For now, the deal involves the nation's five largest residential servicers: Bank of America, Wells Fargo, JPMorgan Chase, Citigroup, Ally Financial. (See related story on the NMN website for the full details of the settlement.)
In terms of actual principal reductions, "It's in the neighborhood of $35 billion," Donovan said Thursday morning.
California attorney general Kamala Harris estimates that her state's portion of the settlement will lead to $12 billion in principal reductions or short sales. In total, it could help 250,000 Californians who are underwater and delinquent on their mortgages. "California families will finally see substantial relief after experiencing so much of the pain from the mortgage crisis," Harris said.
Harris' office released details of the deal as it pertains to California homeowners just before the press conference announcing the deal.
The HUD secretary noted that the principal reductions are largely targeted at loans held in the banks' portfolios – excluding Fannie Mae, Freddie Mac or FHA loans.
Donovan noted that B of A has agreed to employ principal reduction in seasoned Countrywide Financial Corp. loans, including notes that are part of private label securities.

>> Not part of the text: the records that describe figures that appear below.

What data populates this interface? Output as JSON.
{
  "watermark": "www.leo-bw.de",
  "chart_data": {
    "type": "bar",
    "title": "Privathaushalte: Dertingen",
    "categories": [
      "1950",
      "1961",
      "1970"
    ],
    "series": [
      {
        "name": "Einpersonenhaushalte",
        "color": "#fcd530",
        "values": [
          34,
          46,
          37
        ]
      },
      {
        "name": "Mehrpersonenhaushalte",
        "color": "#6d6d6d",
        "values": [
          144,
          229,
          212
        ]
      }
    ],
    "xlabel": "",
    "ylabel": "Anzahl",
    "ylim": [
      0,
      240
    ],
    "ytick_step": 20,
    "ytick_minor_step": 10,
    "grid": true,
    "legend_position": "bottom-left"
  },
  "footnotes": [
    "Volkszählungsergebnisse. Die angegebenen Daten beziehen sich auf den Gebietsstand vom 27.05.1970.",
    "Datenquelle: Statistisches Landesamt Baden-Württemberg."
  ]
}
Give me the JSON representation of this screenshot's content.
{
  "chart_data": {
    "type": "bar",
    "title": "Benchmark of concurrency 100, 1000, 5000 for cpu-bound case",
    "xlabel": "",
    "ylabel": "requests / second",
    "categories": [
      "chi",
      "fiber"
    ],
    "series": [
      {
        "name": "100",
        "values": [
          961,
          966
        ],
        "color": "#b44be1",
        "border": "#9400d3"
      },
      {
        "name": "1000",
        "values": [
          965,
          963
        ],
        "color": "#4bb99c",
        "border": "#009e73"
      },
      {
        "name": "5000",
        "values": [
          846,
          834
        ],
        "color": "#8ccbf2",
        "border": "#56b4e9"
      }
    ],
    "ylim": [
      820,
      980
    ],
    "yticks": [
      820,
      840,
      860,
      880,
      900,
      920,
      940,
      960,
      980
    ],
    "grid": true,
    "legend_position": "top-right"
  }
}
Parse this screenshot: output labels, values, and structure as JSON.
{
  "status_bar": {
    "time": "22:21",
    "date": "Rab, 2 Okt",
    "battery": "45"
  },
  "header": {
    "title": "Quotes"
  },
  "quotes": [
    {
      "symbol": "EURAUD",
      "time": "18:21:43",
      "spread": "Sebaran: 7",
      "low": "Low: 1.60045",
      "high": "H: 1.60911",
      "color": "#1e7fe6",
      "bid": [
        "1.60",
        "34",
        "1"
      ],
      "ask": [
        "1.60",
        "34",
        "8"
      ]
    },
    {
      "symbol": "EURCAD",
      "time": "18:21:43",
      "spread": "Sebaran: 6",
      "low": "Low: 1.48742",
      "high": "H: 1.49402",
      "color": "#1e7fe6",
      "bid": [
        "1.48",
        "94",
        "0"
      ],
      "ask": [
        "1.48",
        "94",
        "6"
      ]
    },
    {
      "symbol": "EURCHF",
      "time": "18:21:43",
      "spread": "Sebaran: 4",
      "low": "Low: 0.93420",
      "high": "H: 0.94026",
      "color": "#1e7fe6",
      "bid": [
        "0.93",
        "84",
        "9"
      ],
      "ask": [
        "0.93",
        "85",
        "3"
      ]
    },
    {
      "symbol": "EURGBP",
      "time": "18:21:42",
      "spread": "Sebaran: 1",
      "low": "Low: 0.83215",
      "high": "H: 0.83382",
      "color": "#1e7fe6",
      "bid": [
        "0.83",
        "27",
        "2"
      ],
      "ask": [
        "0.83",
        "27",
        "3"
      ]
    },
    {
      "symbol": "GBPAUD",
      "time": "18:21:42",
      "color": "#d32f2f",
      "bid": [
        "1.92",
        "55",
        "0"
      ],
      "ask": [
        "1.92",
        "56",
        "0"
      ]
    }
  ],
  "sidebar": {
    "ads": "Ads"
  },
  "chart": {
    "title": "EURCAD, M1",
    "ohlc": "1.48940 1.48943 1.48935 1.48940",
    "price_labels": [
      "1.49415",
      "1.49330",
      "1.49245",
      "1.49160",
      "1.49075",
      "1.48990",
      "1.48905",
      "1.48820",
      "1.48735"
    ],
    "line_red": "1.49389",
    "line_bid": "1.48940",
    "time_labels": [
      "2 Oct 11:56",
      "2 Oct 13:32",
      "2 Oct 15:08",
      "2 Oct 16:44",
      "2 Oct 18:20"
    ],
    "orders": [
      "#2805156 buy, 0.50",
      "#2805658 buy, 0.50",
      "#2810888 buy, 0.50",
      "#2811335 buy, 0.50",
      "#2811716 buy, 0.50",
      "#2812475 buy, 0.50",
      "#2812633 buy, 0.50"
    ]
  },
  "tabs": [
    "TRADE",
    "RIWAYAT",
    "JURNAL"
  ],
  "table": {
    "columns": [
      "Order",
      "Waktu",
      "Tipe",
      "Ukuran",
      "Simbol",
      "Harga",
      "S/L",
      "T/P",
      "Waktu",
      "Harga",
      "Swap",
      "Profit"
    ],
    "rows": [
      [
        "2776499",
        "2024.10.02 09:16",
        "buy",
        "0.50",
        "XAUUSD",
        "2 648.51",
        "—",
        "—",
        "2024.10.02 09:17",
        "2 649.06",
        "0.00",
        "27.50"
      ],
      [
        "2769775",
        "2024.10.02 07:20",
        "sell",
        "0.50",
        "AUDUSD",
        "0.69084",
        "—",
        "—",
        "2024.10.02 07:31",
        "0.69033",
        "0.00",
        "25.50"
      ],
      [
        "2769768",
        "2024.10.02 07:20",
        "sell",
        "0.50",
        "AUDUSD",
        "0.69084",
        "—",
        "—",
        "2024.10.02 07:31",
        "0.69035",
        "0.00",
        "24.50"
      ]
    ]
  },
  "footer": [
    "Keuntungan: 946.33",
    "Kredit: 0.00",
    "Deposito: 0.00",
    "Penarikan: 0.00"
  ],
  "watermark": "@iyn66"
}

The bank – which is in the process of slashing its presence in mortgage banking – has agreed to solicit all CFC borrowers and engage in "deeper" principal reductions on such loans. B of A bought CFC in August 2008.
Under a separate settlement with PLS investors, B of A has already agreed to compensate PLS investors.
"The vast majority of private-label securities loans that are reduced in principal will be the old Countrywide loans and investors are being compensated," Donovan said.